Nano is a lot of things:
 Anything less than 100 nm in any dimension regardless of how it was made.
 Anything made by specifically placing materials atom by atom or molecule by molecule.
 Anything made from the bottom up (one atom at a time).
 Anything with unique properties because of its small size (Some of the laws of physics that
apply to macroscopic objects, do not apply to nano-size objects).
Micro vs. Nanotechnology
In addition to the actual size of the objects, fabrication is another primary difference between micro
and nanotechnology. Nanotechnology normally uses what is referred to as the "bottom up"
approach to fabrication. Microtechnology normally uses the "top down" approach.
Bottom up
Assembling a quantum corral
[Images courtesy of IBM STM Image Gallery]

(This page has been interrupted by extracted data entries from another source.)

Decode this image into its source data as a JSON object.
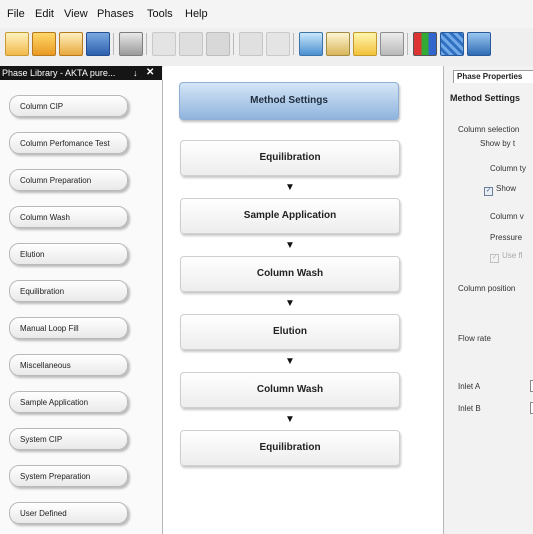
{
  "menu": [
    "File",
    "Edit",
    "View",
    "Phases",
    "Tools",
    "Help"
  ],
  "toolbar": {
    "icons": [
      "new-icon",
      "open-icon",
      "recent-icon",
      "save-icon",
      "print-icon",
      "cut-icon",
      "copy-icon",
      "paste-icon",
      "undo-icon",
      "redo-icon",
      "view-icon",
      "find-icon",
      "notes-icon",
      "report-icon",
      "chart-icon",
      "grid-icon",
      "settings-icon"
    ]
  },
  "phase_library": {
    "title": "Phase Library - AKTA pure...",
    "pin": "↓",
    "close": "✕",
    "items": [
      "Column CIP",
      "Column Perfomance Test",
      "Column Preparation",
      "Column Wash",
      "Elution",
      "Equilibration",
      "Manual Loop Fill",
      "Miscellaneous",
      "Sample Application",
      "System CIP",
      "System Preparation",
      "User Defined"
    ]
  },
  "method": {
    "settings_label": "Method Settings",
    "arrow": "▼",
    "phases": [
      "Equilibration",
      "Sample Application",
      "Column Wash",
      "Elution",
      "Column Wash",
      "Equilibration"
    ]
  },
  "properties": {
    "tab": "Phase Properties",
    "title": "Method Settings",
    "column_selection": "Column selection",
    "show_by": "Show by t",
    "column_type": "Column ty",
    "show": "Show",
    "column_volume": "Column v",
    "pressure": "Pressure",
    "use_flow": "Use fl",
    "column_position": "Column position",
    "flow_rate": "Flow rate",
    "inlet_a": "Inlet A",
    "inlet_b": "Inlet B"
  }
}
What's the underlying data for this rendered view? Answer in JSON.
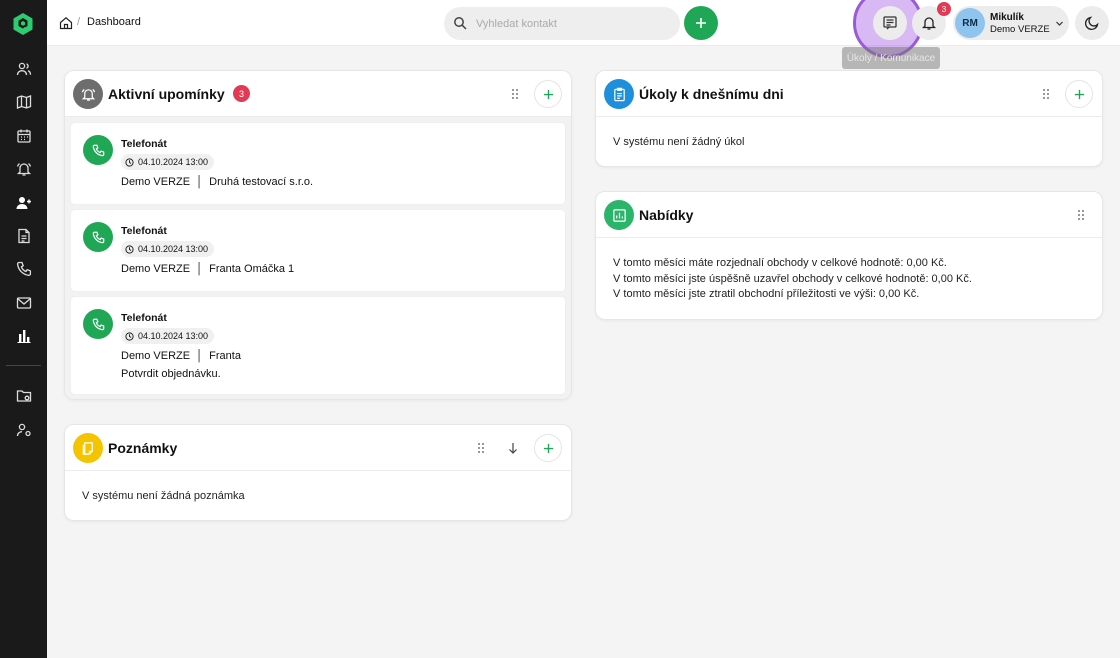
{
  "breadcrumb": {
    "current": "Dashboard"
  },
  "search": {
    "placeholder": "Vyhledat kontakt"
  },
  "notifications": {
    "count": "3"
  },
  "tooltip": {
    "text": "Úkoly / Komunikace"
  },
  "user": {
    "initials": "RM",
    "name": "Mikulík",
    "company": "Demo VERZE"
  },
  "sidebar": {
    "items": [
      {
        "icon": "users-icon"
      },
      {
        "icon": "map-icon"
      },
      {
        "icon": "calendar-icon"
      },
      {
        "icon": "bell-icon"
      },
      {
        "icon": "contact-icon"
      },
      {
        "icon": "document-icon"
      },
      {
        "icon": "phone-icon"
      },
      {
        "icon": "mail-icon"
      },
      {
        "icon": "chart-icon"
      },
      {
        "icon": "folder-icon"
      },
      {
        "icon": "user-settings-icon"
      }
    ]
  },
  "reminders": {
    "title": "Aktivní upomínky",
    "count": "3",
    "items": [
      {
        "title": "Telefonát",
        "date": "04.10.2024 13:00",
        "line1": "Demo VERZE  │  Druhá testovací s.r.o."
      },
      {
        "title": "Telefonát",
        "date": "04.10.2024 13:00",
        "line1": "Demo VERZE  │  Franta Omáčka 1"
      },
      {
        "title": "Telefonát",
        "date": "04.10.2024 13:00",
        "line1": "Demo VERZE  │  Franta",
        "line2": "Potvrdit objednávku."
      }
    ]
  },
  "notes": {
    "title": "Poznámky",
    "empty": "V systému není žádná poznámka"
  },
  "tasks": {
    "title": "Úkoly k dnešnímu dni",
    "empty": "V systému není žádný úkol"
  },
  "offers": {
    "title": "Nabídky",
    "lines": [
      "V tomto měsíci máte rozjednalí obchody v celkové hodnotě: 0,00 Kč.",
      "V tomto měsíci jste úspěšně uzavřel obchody v celkové hodnotě: 0,00 Kč.",
      "V tomto měsíci jste ztratil obchodní příležitosti ve výši: 0,00 Kč."
    ]
  },
  "colors": {
    "accent_green": "#20a756",
    "badge_red": "#e23a55",
    "sidebar_bg": "#1a1a1a",
    "highlight_purple": "#9a5ad8"
  }
}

The bottom up approach means a structure is made by building it atom by atom or molecule by
molecule from the bottom up. Each individual atom or molecule is manipulated or controlled for
correct placement.
The figure on the left (above) shows four stages in the assembly of a quantum corral. The figure on
the right (above) shows the final assembly of a corral that has been made by placing 48 iron atoms
in a circle, one at a time, onto the surface of gold.
So what does the bottom up approach sound like?
Nature or the building of a living object.
 The cells of a seed multiply to become a full blown tree.
 The tree continues to grow by taking individual atoms and molecules and assembling its leaves.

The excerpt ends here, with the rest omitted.